Par ailleurs, la codirectrice de l’institut Selena Tolino a été déclassée mais elle garde un poste à responsabilité, mais «sous la supervision de la direction de la faculté». Le recteur de l’Université Christian Leumann dit que sur la base d’un rapport d’enquête, «aucun élément n’aurait justifié des mesures plus importantes.» Par ailleurs, il n’y avait pas question de renforcer les règles internes par rapport à la liberté d’expression des collaborateurs et collaboratrices.
Et pourtant, l’affaire a remis sur table la question de la place de l’engagement politique à l’université.
Antonio Loprieno, Egyptologue à Bâle, président de la Fédération européenne des académies des sciences et des humanités (ALLEA) et ancien président de swissuniversities, a mené l’enquête administrative de l’Institut d’études du Proche-Orient à l’Université de Berne. Dans une interview, il ne parle pas du contenu de son rapport, mais évoque le contexte: «Les universités sont plus qu’avant sous l’influence de la situation politique mondiale. La polarisation à laquelle nous assistons actuellement est bien plus forte que celle que nous avons connue dans les années 1970. La politique et la science étaient alors encore plus séparées.»

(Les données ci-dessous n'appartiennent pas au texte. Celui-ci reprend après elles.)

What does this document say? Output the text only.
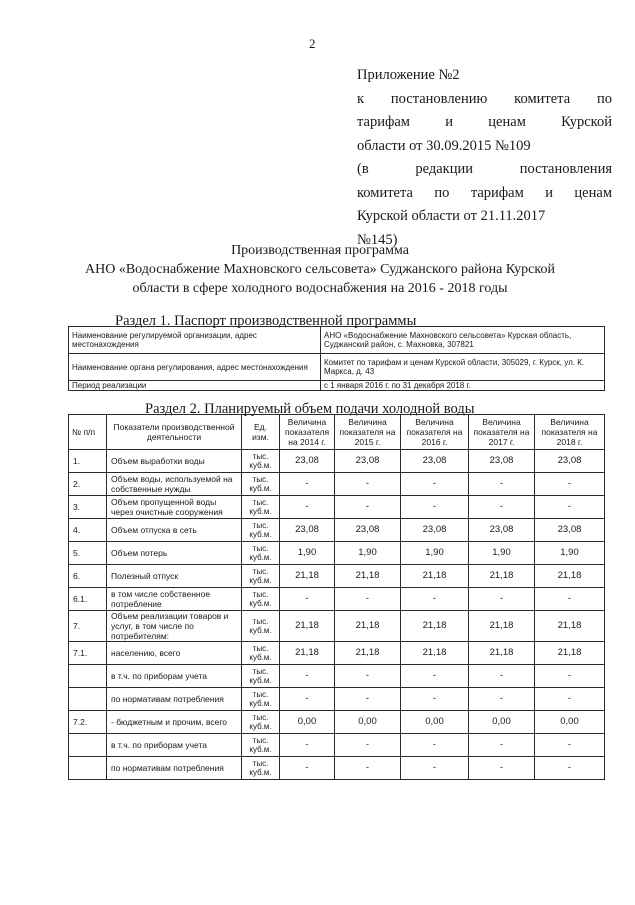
2
Приложение №2
к постановлению комитета по
тарифам и ценам Курской
области от 30.09.2015 №109
(в редакции постановления
комитета по тарифам и ценам
Курской области от 21.11.2017
№145)
Производственная программа
АНО «Водоснабжение Махновского сельсовета» Суджанского района Курской
области в сфере холодного водоснабжения на 2016 - 2018 годы
Раздел 1. Паспорт производственной программы
Наименование регулируемой организации, адрес местонахождения	АНО «Водоснабжение Махновского сельсовета» Курская область, Суджанский район, с. Махновка, 307821
Наименование органа регулирования, адрес местонахождения	Комитет по тарифам и ценам Курской области, 305029, г. Курск, ул. К. Маркса, д. 43
Период реализации	с 1 января 2016 г. по 31 декабря 2018 г.
Раздел 2. Планируемый объем подачи холодной воды
№ п/п	Показатели производственной деятельности	Ед. изм.	Величина показателя на 2014 г.	Величина показателя на 2015 г.	Величина показателя на 2016 г.	Величина показателя на 2017 г.	Величина показателя на 2018 г.
1.	Объем выработки воды	тыс. куб.м.	23,08	23,08	23,08	23,08	23,08
2.	Объем воды, используемой на собственные нужды	тыс. куб.м.	-	-	-	-	-
3.	Объем пропущенной воды через очистные сооружения	тыс. куб.м.	-	-	-	-	-
4.	Объем отпуска в сеть	тыс. куб.м.	23,08	23,08	23,08	23,08	23,08
5.	Объем потерь	тыс. куб.м.	1,90	1,90	1,90	1,90	1,90
6.	Полезный отпуск	тыс. куб.м.	21,18	21,18	21,18	21,18	21,18
6.1.	в том числе собственное потребление	тыс. куб.м.	-	-	-	-	-
7.	Объем реализации товаров и услуг, в том числе по потребителям:	тыс. куб.м.	21,18	21,18	21,18	21,18	21,18
7.1.	населению, всего	тыс. куб.м.	21,18	21,18	21,18	21,18	21,18
	в т.ч. по приборам учета	тыс. куб.м.	-	-	-	-	-
	по нормативам потребления	тыс. куб.м.	-	-	-	-	-
7.2.	- бюджетным и прочим, всего	тыс. куб.м.	0,00	0,00	0,00	0,00	0,00
	в т.ч. по приборам учета	тыс. куб.м.	-	-	-	-	-
	по нормативам потребления	тыс. куб.м.	-	-	-	-	-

Et encore: «en tant que professeurs, nous devons nous efforcer de séparer strictement le travail d’information de la prise de position. Lors de la guerre en Ukraine, l’université de Berne a réagi de manière exemplaire par un travail d’information : elle a proposé des cours et des séminaires sur le sujet au sein du Centre pour la résolution des conflits, mais n’a pas pris parti.» (Der Bund)
L’article de la NZZ «Palästina-Flagge im Seminarraum» évoque le contenu du rapport: la faculté aurait encouragé une «homogénité méthodologique», selon des collaboratrices ou collaborateurs, l’opinion («Gesinnung») comptait plus que la compétence. Il était question d’un «corset idéologique» des théories postcoloniales, qui, interprètées de manière superficielle, facilitent la vision «ami-ennemi», ce qui peut avoir comme conséquence l’idée que le Hamas est une organisation de résistance et Israël un état colonial.
Selon le journaliste NZZ Thomas Ribi (dans «Der Ungeist sitzt zu tief»), «les mesures prises par la direction de l’université sont un exemple parfait de la manière dont on peut agir sans s’attaquer aux problèmes de fond.» Il note qu’au début des études postcoloniales, il n’y a pas des questions mais des certitudes, comme celle que les personnes blanches sont toujours privilégiées et racistes. «La science se caractérise par une réflexion critique sur ses fondements. Cela n’est pas plus visible dans l’islamologie bernoise que dans les « Urban Studies » bâloises, auxquelles un rapport d’enquête interne a délivré la semaine dernière un certificat de bonne conduite. Lorsque la science et l’activisme politique sont à ce point inextricablement mêlés, le problème ne peut pas être résolu par quelques mesures administratives.»